1 The fool says in his heart,
“There is no God.”
They are corrupt, and their ways are vile;
there is no one who does good.
2 God looks down from heaven
on all mankind
to see if there are any who understand,
any who seek God.
3 Everyone has turned away, all have become corrupt;
there is no one who does good,
not even one.
4 Do all these evildoers know nothing?
They devour my people as though eating bread;
they never call on God.
5 But there they are, overwhelmed with dread,
where there was nothing to dread.
God scattered the bones of those who attacked you;
you put them to shame, for God despised them.
6 Oh, that salvation for Israel would come out of Zion!
When God restores his people,
let Jacob rejoice and Israel be glad!
a Psalm 53:1 In Hebrew texts 53:1-6 is numbered 53:2-7.
b Psalm 53:1 Title: Probably a musical term
c Psalm 53:1 Title: Probably a literary or musical term
New International Version (NIV)
Holy Bible, New International Version®, NIV® Copyright ©1973, 1978, 1984, 2011 by Biblica, Inc.® Used by permission. All rights reserved worldwide.
“But the eyes of the Lord are on those who fear him, on those whose hope is in his unfailing love” (Psa. 33:18).
The description of the fool in this psalm well represents the Assyrians’ arrogance in 2 Kings 18. In the ancient world, theoretical atheism was virtually unheard of and the envoys certainly did not deny the existence of gods. Rather, they found Israel’s God negligible. Similarly, the psalm reflects a kind of practical atheism: the notion that God is not involved in human affairs and so he could very well be non-existent as far as everyday life is concerned. Many today likewise may embrace a vague belief in God or gods without letting this belief impact on their lives.

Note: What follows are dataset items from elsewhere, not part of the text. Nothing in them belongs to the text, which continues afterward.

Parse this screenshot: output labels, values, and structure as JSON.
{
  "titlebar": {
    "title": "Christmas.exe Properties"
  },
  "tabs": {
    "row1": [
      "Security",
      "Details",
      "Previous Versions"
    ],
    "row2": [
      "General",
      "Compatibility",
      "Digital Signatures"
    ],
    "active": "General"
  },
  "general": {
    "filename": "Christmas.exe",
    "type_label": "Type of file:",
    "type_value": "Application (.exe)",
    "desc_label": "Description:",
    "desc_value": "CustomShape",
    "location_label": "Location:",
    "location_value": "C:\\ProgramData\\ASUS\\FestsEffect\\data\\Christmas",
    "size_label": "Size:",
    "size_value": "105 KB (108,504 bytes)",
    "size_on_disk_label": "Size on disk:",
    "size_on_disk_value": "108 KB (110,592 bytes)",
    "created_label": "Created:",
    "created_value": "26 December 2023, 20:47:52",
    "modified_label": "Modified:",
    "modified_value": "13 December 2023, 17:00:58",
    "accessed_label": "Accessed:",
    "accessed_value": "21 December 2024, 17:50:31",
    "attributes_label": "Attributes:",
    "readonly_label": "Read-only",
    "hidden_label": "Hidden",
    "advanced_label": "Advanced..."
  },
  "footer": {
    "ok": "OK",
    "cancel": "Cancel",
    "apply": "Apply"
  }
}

The psalm portrays the extreme end of such a disposition, leading to outright corruption and evil (1,3) because there is no accountability to anyone. We may think of many who ignore God and yet demonstrate admirable integrity and morality, but it is worth remembering that didactic psalms tend to operate in black and white categories to make a point. Here the implication seems to be that true goodness must have God as its reference point, otherwise it will get twisted. Adam and Eve’s sin in the garden was not a moral issue (their sin was disobedience); nevertheless, choosing moral autonomy (we get to decide what is right and wrong) ultimately results in escalating moral evil in the world. Likewise, in the west today, many decisions are made using happiness and self-fulfillment as a guide. Yet, if my happiness causes you pain, on what basis should it be given priority over yours? Such thinking will lead to deep moral confusion.
Whether we have forgotten to factor God into our lives or are suffering abuse from those who have, the challenge and encouragement of this psalm is that God sees and knows, and he will protect his own and judge oppressors (5,6).
Lord, teach us to live with the awareness of Your presence, accountable to You. May You always be our reference point for making decisions.
Lord, I dread even the thought of denying Your existence or Your sovereignty over the entirety of Your creation.